Look at the world through your loved one’s eyes, and you’re likely to see a lot of human-made surroundings—medical offices, pharmacies, or even the room or bed in a care institution that has become “home.”
If that’s the case, then you should make plans to provide a place where your patient can get in touch with natural surroundings in an outdoor space, or even trough a small touch of nature in a houseplant or two.
There is a well-developed movement in modern architecture that incorporates natural settings, especially in the design of medical institutions. Healing gardens, as these spaces are called, are places where patients and caregivers have the opportunity to see and interact with nature.
Hospitals across the country have made room for gardens where patients and their families can not only enjoy looking at or being in a serene environment, but can actually take part in limited gardening activities as well.
Study after study shows that measurable stress indicators drop when patients and caregivers have the opportunity to be in a garden and participate in its care.
As a caregiver, both for yourself and your patient, you need to think about how you can adopt this principle for your circumstances.
Obviously, if your patient lives at home and there is a yard or garden, then making time and creating a pathway for him or her to get into that space could be part of your daily routine together. Even a small balcony in an urban setting can provide enough space for bringing in plants that create that healing garden experience.

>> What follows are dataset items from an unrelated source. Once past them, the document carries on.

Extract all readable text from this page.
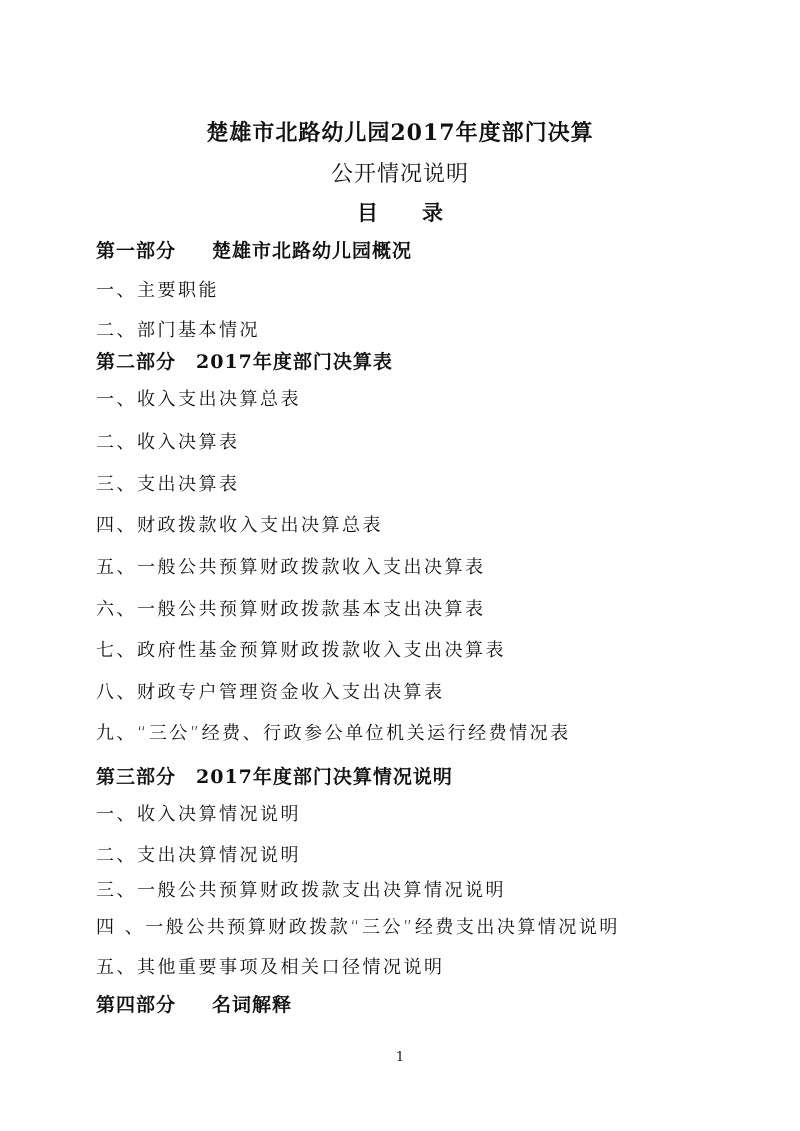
楚雄市北路幼儿园2017年度部门决算
公开情况说明
目 录
第一部分 楚雄市北路幼儿园概况
一、主要职能
二、部门基本情况
第二部分 2017年度部门决算表
一、收入支出决算总表
二、收入决算表
三、支出决算表
四、财政拨款收入支出决算总表
五、一般公共预算财政拨款收入支出决算表
六、一般公共预算财政拨款基本支出决算表
七、政府性基金预算财政拨款收入支出决算表
八、财政专户管理资金收入支出决算表
九、“三公”经费、行政参公单位机关运行经费情况表
第三部分 2017年度部门决算情况说明
一、收入决算情况说明
二、支出决算情况说明
三、一般公共预算财政拨款支出决算情况说明
四 、一般公共预算财政拨款“三公”经费支出决算情况说明
五、其他重要事项及相关口径情况说明
第四部分 名词解释
1
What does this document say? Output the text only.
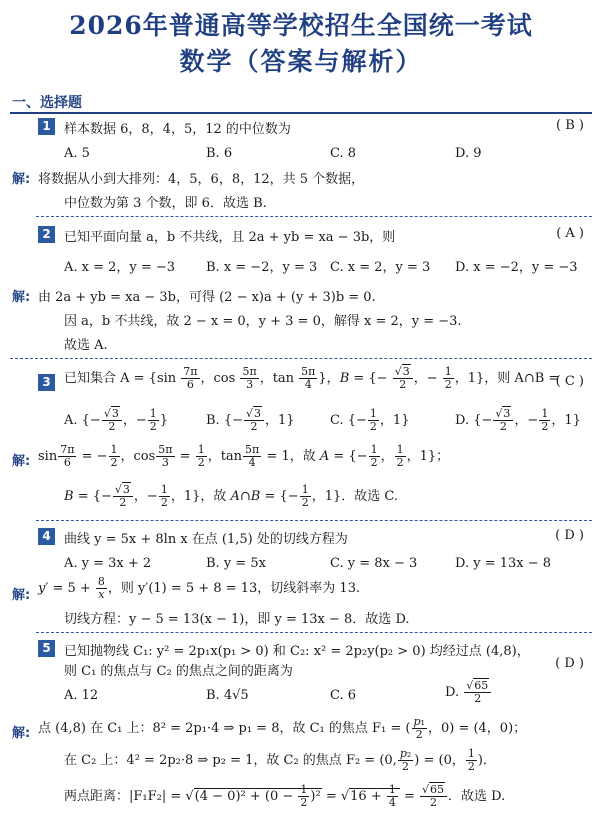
2026年普通高等学校招生全国统一考试
数学（答案与解析）
一、选择题
1	样本数据 6，8，4，5，12 的中位数为	( B )
A. 5	B. 6	C. 8	D. 9
解: 将数据从小到大排列：4，5，6，8，12，共 5 个数据，
中位数为第 3 个数，即 6．故选 B.
2	已知平面向量 a，b 不共线，且 2a + yb = xa − 3b，则	( A )
A. x = 2，y = −3 B. x = −2，y = 3 C. x = 2，y = 3 D. x = −2，y = −3
解: 由 2a + yb = xa − 3b，可得 (2 − x)a + (y + 3)b = 0.
因 a，b 不共线，故 2 − x = 0，y + 3 = 0，解得 x = 2，y = −3.
故选 A.
3	已知集合 $A = \{\sin \frac{7\pi}{6}$ ，$\cos \frac{5\pi}{3}$ ，$\tan \frac{5\pi}{4}$ }，B = {− $\frac{√3}{2}$ ，− $\frac{1}{2}$ ，1}，则 A∩B =
( C )
A. {− $\frac{√3}{2}$ ，− $\frac{1}{2}$ }	B. {− $\frac{√3}{2}$ ，1}	C. {− $\frac{1}{2}$ ，1}	D. {− $\frac{√3}{2}$ ，− $\frac{1}{2}$ ，1}
解: $\sin \frac{7\pi}{6}$ = − $\frac{1}{2}$ ，$\cos \frac{5\pi}{3} = \frac{1}{2}$ ，$\tan \frac{5\pi}{4} = 1$，故 A = {− $\frac{1}{2}$ ， $\frac{1}{2}$ ，1}；
B = {− $\frac{√3}{2}$ ，− $\frac{1}{2}$ ，1}，故 A∩B = {− $\frac{1}{2}$ ，1}．故选 C.
4	曲线 y = 5x + 8ln x 在点 (1,5) 处的切线方程为	( D )
A. y = 3x + 2	B. y = 5x	C. y = 8x − 3	D. y = 13x − 8
解: $y' = 5 + \frac{8}{x}$ ，则 y′(1) = 5 + 8 = 13，切线斜率为 13.
切线方程：y − 5 = 13(x − 1)，即 y = 13x − 8．故选 D.
5	已知抛物线 C₁: y² = 2p₁x(p₁ > 0) 和 C₂: x² = 2p₂y(p₂ > 0) 均经过点 (4,8)，
则 C₁ 的焦点与 C₂ 的焦点之间的距离为
( D )
A. 12	B. 4√5	C. 6	D. $\frac{√65}{2}$
解: 点 (4,8) 在 C₁ 上：8² = 2p₁·4 ⇒ p₁ = 8，故 C₁ 的焦点 F₁ = ( $\frac{\text{p₁}}{2}$ ，0) = (4，0)；
在 C₂ 上：4² = 2p₂·8 ⇒ p₂ = 1，故 C₂ 的焦点 F₂ = (0, $\frac{\text{p₂}}{2}$ ) = (0， $\frac{1}{2}$ )．
两点距离：$|F_1F_2| = √(4 - 0)^2 + (0 - \frac{1}{2} )^2 = √16 + \frac{1}{4} = \frac{√65}{2}$ ．故选 D.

If your loved one is living in a care facility, find out what opportunities there are for them to be taken outdoors to see a natural setting or garden. In my hometown, where there’s ample natural beauty, there are also winters that last far too long, so indoor plants are needed to provide that touchstone with nature.
If appropriate, incorporate opportunities to interact with the plants—tending them, touching them, enjoying the sweet scent of a flower.
Our need for connection to the natural world is hard wired into every human being. Recognizing this, and then assessing where opportunities can be found to do that will help both you and your loved one to shed some of the effects of the stress of your shared medical journey.